Given a binary tree , we have to compute the difference between sum of nodes at odd and even level.

**Example -**

**Input:**

```
2
/ \
4 8
```

**Output:** -10(2-(4+8))

**Approach:**

We can use level order traversal of tree to compute this.Initialise two variables for storing odd and even sums. On traversing through each level , we check if it's odd or even and update even or odd sum accordingly.

**Time Complexity:** O(N), where N is the number of levels.

**Solution -**

```
static int dif(Node node)
{
if (node == null)
return 0;
Queue<Node> q = new LinkedList<>();//for level order traversal
q.add(node);
int l = 0; //level
int e = 0, o = 0; //even and odd sum
while (q.size() != 0) //till queue is not empty
{
int s = q.size();
l++;
while (s > 0) {
Node temp = q.remove();
if (l % 2 == 0)
{
e += temp.data; //even level
}
else
{
o += temp.data; //odd level
}
if (temp.left != null)
{
q.add(temp.left); //left child
}
if (temp.right != null)
{
q.add(temp.right); //right child
}
s--;
}
}
return (o - e);
}
```

**To-Do**-

The snake game available in nokia games serves as the perfect example where queues can be used.
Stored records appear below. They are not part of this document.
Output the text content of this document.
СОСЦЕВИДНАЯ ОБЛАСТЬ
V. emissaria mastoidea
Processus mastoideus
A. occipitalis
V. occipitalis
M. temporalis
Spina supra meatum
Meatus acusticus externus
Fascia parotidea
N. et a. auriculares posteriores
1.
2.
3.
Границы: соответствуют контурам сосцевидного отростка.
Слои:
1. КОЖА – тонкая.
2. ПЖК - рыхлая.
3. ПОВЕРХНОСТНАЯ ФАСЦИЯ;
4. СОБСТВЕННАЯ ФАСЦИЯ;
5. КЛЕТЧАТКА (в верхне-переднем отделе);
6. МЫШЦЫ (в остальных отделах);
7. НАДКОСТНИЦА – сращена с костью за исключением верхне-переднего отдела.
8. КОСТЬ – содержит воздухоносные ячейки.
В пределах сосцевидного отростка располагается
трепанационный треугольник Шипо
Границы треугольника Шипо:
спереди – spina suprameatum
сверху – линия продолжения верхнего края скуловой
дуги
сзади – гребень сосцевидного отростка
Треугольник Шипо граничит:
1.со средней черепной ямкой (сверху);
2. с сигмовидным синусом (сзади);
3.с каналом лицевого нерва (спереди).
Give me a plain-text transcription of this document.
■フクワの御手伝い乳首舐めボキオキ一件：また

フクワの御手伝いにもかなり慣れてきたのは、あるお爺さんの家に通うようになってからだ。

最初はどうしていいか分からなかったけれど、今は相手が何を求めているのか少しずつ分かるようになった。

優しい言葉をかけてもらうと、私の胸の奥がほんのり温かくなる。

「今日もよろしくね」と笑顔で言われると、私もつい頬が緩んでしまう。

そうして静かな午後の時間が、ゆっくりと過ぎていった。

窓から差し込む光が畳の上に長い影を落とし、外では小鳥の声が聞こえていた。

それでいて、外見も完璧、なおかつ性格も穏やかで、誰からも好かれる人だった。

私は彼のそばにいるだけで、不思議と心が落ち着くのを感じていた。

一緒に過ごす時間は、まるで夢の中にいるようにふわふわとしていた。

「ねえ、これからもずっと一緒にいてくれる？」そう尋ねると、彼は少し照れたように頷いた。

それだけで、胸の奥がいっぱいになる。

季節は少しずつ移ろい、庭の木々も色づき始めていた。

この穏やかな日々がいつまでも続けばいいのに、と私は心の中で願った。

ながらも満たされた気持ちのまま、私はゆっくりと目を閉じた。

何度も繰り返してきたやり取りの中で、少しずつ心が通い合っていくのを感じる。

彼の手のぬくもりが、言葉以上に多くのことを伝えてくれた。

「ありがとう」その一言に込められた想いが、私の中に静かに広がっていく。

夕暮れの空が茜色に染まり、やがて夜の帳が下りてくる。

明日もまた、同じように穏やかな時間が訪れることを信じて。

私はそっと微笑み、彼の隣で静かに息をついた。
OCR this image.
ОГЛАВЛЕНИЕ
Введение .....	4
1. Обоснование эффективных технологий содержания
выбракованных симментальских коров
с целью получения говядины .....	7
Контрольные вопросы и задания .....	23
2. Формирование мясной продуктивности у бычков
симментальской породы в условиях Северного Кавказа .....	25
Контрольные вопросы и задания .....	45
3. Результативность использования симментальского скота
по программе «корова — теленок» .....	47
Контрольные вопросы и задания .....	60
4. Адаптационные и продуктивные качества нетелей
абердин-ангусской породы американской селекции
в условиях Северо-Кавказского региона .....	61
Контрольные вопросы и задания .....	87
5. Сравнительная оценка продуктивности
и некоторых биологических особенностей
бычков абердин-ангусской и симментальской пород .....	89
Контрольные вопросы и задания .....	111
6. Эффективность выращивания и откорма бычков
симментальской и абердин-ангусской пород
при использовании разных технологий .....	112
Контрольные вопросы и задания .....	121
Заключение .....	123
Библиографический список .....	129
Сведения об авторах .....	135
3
Thegame starts with the snake kept at (0,0) with size = 1 unit.A list of food's positions is given to you. As the snake eats his food, he grows in size by 1 unit.Each food appears one by one on the screen.On eating one food, score gets incremented by 1 unit.

Try implementing this yourself!

**Hint**

We can use a queue to track the snake positions.

With this article at OpenGenus, you must be having a clear idea of cases where queues serve to be of great importance , so go ahead and use it in your programs. Happy Coding!